There's always been controversial, rude music. It's part of music culture and growing up. Like a Virgin, Lets talk about sex, I wanna sex you up, I sang along to all of these as a kid. What's new is the saturation of words and imagery that kids get now. Dodgy pop ups on YouTube, able to access porn on phones at school. No wonder we have such an issue with consent and boundaries with young people

wineandcatsandlego · 02/11/2018 16:27

Not RTFT but just wanted to pipe up with my issue with Little Mix being so squarely aimed at little girls - hearing my 8yo DSD singing "i hope she getting better sex, hope she aint faking it like I did".... shudders.

diddl · 02/11/2018 16:29

Isn't the point though that a song from the era could have been played?

anniehm · 02/11/2018 16:44

Don't stop believing is played at school discos etc but those lyrics from candy man seem out of order, (not that I knew them before). It's really hard to find u rated lyrics that kids actually want to sing though

Sarahjconnor · 02/11/2018 16:49

This reply has been deleted

Message withdrawn at poster's request.

Sarahjconnor · 02/11/2018 16:50

This reply has been deleted

Message withdrawn at poster's request.

BoooForYou · 02/11/2018 16:58

Oh dear.
That's not on.

I've spent weeks before my kids birthday parties checking rechecking and then super checking songs beforehand.

Wow.

cakegoblin · 02/11/2018 17:02

Another horrified parent here at the thought of teachers exposing kids to inappropriate pop music. I was acutely aware of song lyrics and what they might mean from a very young age.

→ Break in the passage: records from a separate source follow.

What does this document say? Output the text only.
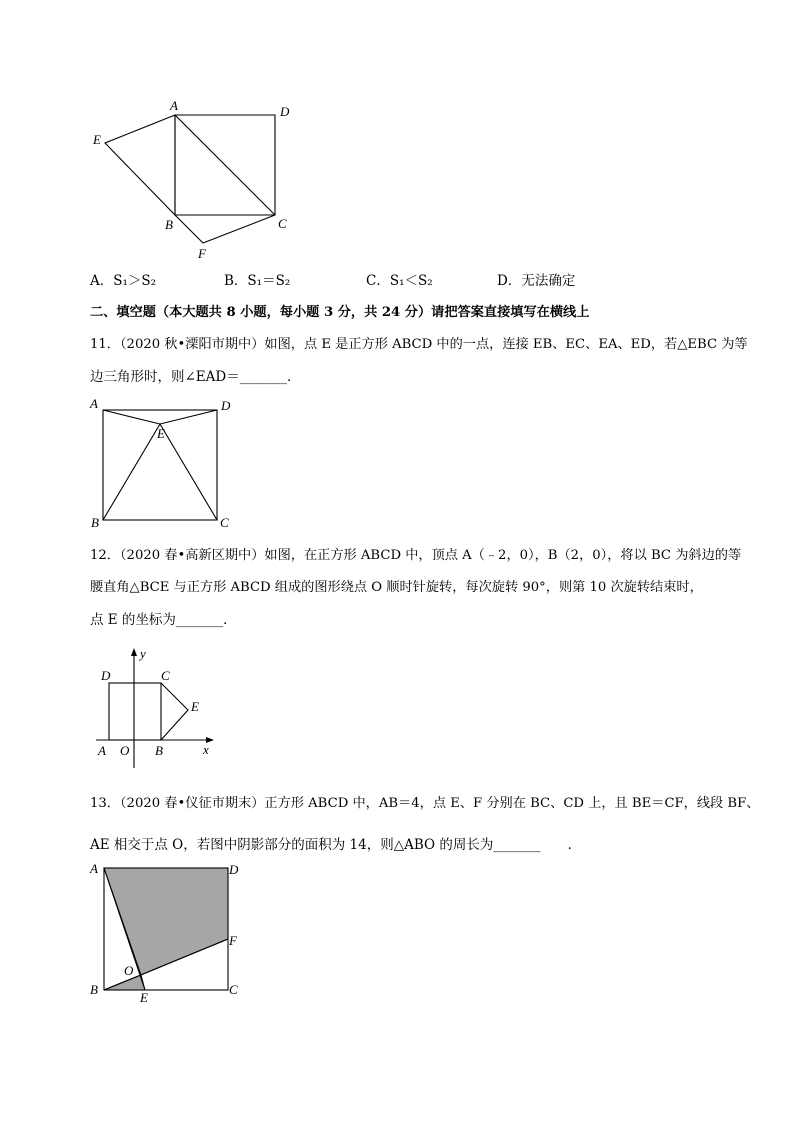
A	D
E
B	C
F
A．S₁＞S₂	B．S₁＝S₂	C．S₁＜S₂	D．无法确定
二、填空题（本大题共 8 小题，每小题 3 分，共 24 分）请把答案直接填写在横线上
11．（2020 秋•溧阳市期中）如图，点 E 是正方形 ABCD 中的一点，连接 EB、EC、EA、ED，若△EBC 为等
边三角形时，则∠EAD＝_______．
A	D
E
B	C
12．（2020 春•高新区期中）如图，在正方形 ABCD 中，顶点 A（﹣2，0），B（2，0），将以 BC 为斜边的等
腰直角△BCE 与正方形 ABCD 组成的图形绕点 O 顺时针旋转，每次旋转 90°，则第 10 次旋转结束时，
点 E 的坐标为_______．
y
x
D	C
E
A O B
13．（2020 春•仪征市期末）正方形 ABCD 中，AB＝4，点 E、F 分别在 BC、CD 上，且 BE＝CF，线段 BF、
AE 相交于点 O，若图中阴影部分的面积为 14，则△ABO 的周长为_______　　．
A	D
F
O
B
E
C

Missbel · 02/11/2018 17:04

I'd agree with the OP that Candyman was inappropriate and - I suspect it was laziness on someone's part though, using something they're familiar with rather than doing a bit of research and coming up with an authentic 1940s song - after all "Goodnight Children Everywhere" was actually written for evacuees, though perhaps it's a bit slow for modern tastes!

jq28 · 02/11/2018 17:12

Get over it you'd hear worse in the local bloody supermarket!

tellmewhenthespaceshiplands · 02/11/2018 17:26

Picturing the Old Dears in Waitrose spitting their free coffee out in horror as Me So Horny plays over the radio

maddiemookins16mum · 02/11/2018 17:32

I’m more offended* that’s it’s more WW2 American stylee.....as opposed to British.

  • very, very midly by the way.

I see both sides of the argument on this one.

Renarde1975 · 02/11/2018 17:34

PMSL tell

If they did play it in Waitrose, it's prolly this version.